Actually we have another ticket asking us to have an option to default to utf-8
It sounds like we need a global for this or if the run() interface supports it, maybe it could be an option passed in.
Defaulting to UTF8 might be acceptable too, as it disables newline mangling as well. I'd still highly recommend you actually try and see what happens if you make utf8 default in various environments when dealing with 3rd party binary producers. I expect some breakage, for example when dealing with the pure ascii windows cmd shell.
Keep in mind that making binmode doesn't add any data transformation, it disables a dangerous one. Making UTF8 default would indeed add a transformation.
Btw, which ticket are you talking about?
@wchristian: Pumping UTF-8 data mangles it [rt.cpan.org #58853] #87
Reading the other one now.
As for the second question:
Yes, binary mode should be the default, but allowing customization is also key, due to it being hard to configure the called code in most cases.
Not sure if the binmode thing would fix anything for UTF, but i think it might help improve the situation.
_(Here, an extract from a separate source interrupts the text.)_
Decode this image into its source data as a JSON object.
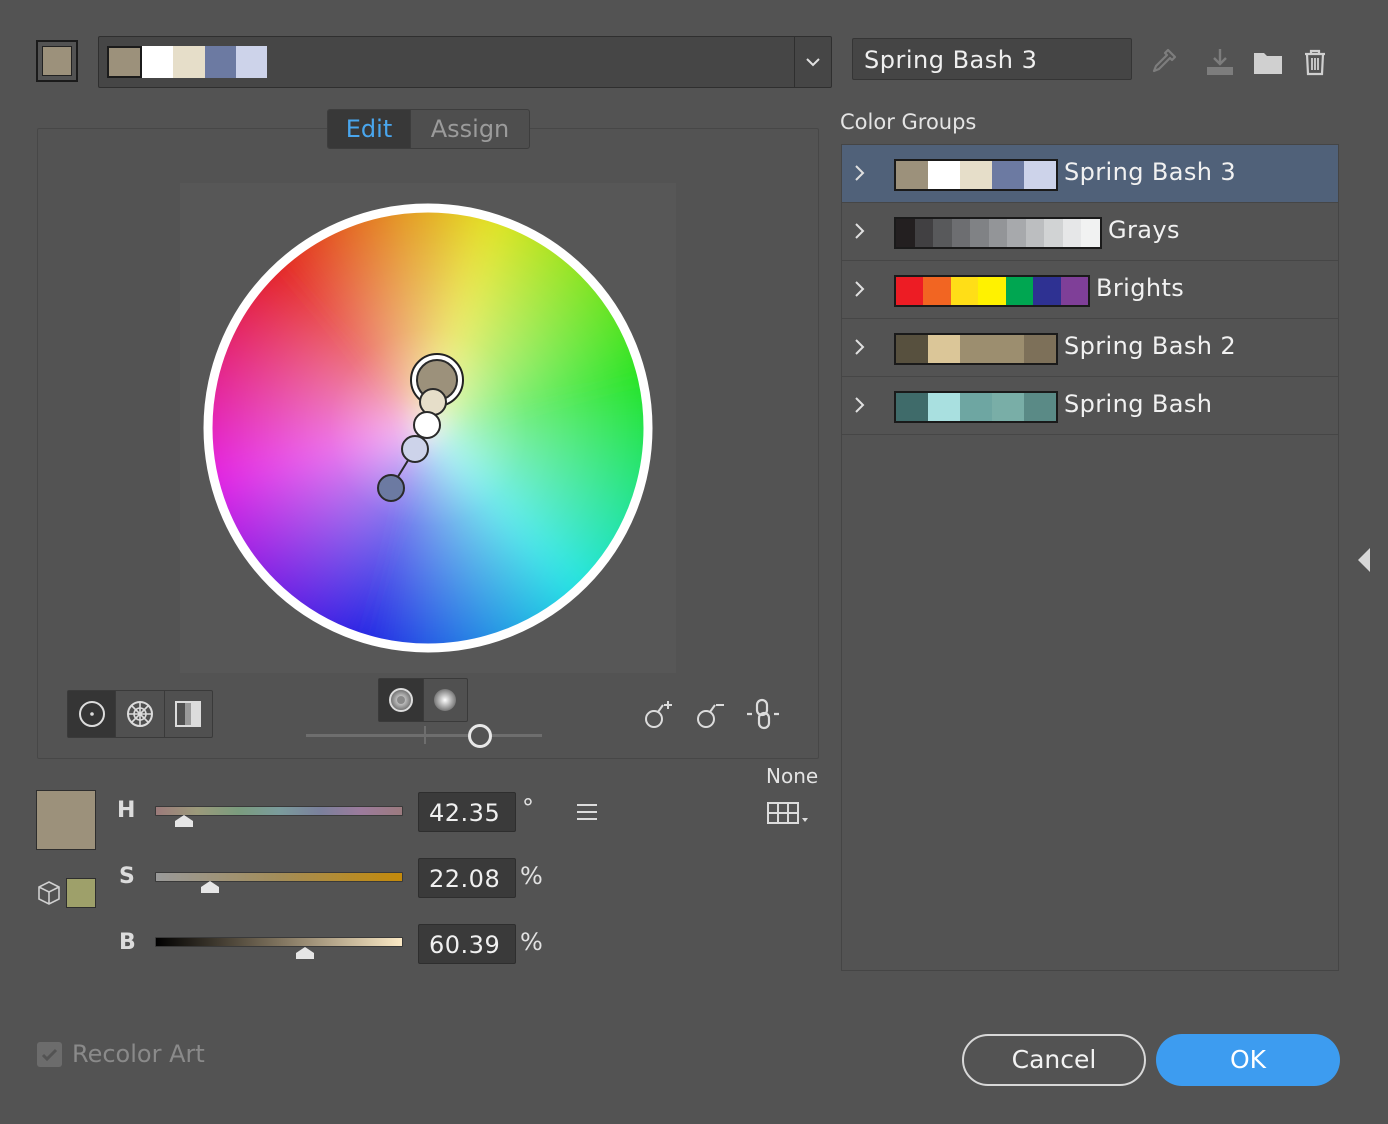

I've also rewritten the test script there a little to show the newline issue:
#!/usr/bin/perl
use strict;
use warnings;
use B 'perlstring';
my $report_length = 0; # set this to 1 to switch string dumps to string length
my $mode = ":raw";
my @lines = ( "ab", "\n", "\r", "\r\n", "\n\r" );
my $display_length = 8; # set this to something reasonable
sub fm { sprintf "%-${display_length}s", $report_length ? length $_[0] : perlstring $_[0] }
if ( defined $ENV{IPC_SUB_PROCESS} ) {
binmode STDIN, $mode;
binmode STDERR, $mode;
binmode STDOUT, $mode;
my $in = do { local $/; <STDIN> };
my $out = $lines[ $ENV{IPC_SUB_INDEX} ];
print STDERR fm( $in ) . " | " . fm( $out ) . " out became: ";
print $out;
exit;
}
$ENV{IPC_SUB_PROCESS} = 1;
use IPC::Run ();
for my $i ( 0 .. $#lines ) {
print fm( $lines[$i] ) . " in became: ";
$ENV{IPC_SUB_INDEX} = $i;
IPC::Run::run( [ "perl", __FILE__ ], "<", \$lines[$i], ">", \my $out );
print fm( $out ) . "\n";
}
__END__
D:\>perl ipc_run.pl
"ab" in became: "ab" | "ab" out became: "ab"
"\n" in became: "\r\n" | "\n" out became: "\n"
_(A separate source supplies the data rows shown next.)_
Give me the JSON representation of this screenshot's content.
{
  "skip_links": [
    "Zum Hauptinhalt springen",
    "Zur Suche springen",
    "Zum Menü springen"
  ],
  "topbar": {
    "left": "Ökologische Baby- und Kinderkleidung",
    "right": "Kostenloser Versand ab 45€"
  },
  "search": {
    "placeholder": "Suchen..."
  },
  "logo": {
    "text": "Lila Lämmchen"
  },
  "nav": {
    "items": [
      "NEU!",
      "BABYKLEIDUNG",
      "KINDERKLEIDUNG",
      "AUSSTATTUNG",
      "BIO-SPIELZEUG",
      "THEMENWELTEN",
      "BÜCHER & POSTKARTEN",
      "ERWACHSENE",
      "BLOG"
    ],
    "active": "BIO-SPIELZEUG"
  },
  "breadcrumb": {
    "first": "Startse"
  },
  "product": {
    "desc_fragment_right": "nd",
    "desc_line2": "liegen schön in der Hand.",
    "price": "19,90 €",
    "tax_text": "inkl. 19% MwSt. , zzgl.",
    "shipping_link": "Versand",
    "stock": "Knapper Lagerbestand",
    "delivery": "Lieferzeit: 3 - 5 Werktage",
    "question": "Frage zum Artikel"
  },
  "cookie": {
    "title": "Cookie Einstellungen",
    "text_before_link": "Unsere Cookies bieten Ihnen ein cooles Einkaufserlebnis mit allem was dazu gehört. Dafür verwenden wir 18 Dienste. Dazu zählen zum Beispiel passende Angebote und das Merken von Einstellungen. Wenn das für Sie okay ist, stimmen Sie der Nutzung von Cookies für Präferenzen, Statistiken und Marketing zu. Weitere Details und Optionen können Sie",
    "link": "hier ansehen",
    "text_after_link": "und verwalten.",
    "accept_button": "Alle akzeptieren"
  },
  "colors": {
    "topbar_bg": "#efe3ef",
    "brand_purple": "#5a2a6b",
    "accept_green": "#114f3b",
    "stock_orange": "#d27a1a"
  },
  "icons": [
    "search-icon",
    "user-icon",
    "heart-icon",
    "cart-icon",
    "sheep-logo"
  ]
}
"\r" in became: "\r" | "\r" out became: "\r"
"\r\n" in became: "\r\n" | "\r\n" out became: "\n"
"\n\r" in became: "\r\n\r" | "\n\r" out became: "\n\r"
Debian report https://bugs.debian.org/cgi-bin/bugreport.cgi?bug=450663
Oh god, yeah, implicit charset munging will get different results depending on locale. Even more power to the argument of making binmode default.
Ok. sounds like we need a patch. I'm overloaded this week so won't be able to look at it myself.
@wchristian Do you feel like constructing a little bit of .t
that will capture the charset munging? I can sellotape that plus your script above into a test and then have a go at the code to fix it.
Sent tests in #120.
Tests are in and presumably failing on windows. we need to get the windows smoker working.
Just leaving this as a note, since i recently ran into it.
Was trying to use a library that calls an external program to generate PDF and another author had decided to use IPC::Run inside the library. Since PDFs are binary data by default, the result was of course mojibake, and due to the entirety of the situation there was no way to resolve this other than to replace IPC::Run entirely.
I cannot offhand think of a situation where enabling binmode by default would cause any serious breakage that couldn't be managed (e.g. tests that don't expect this behavior).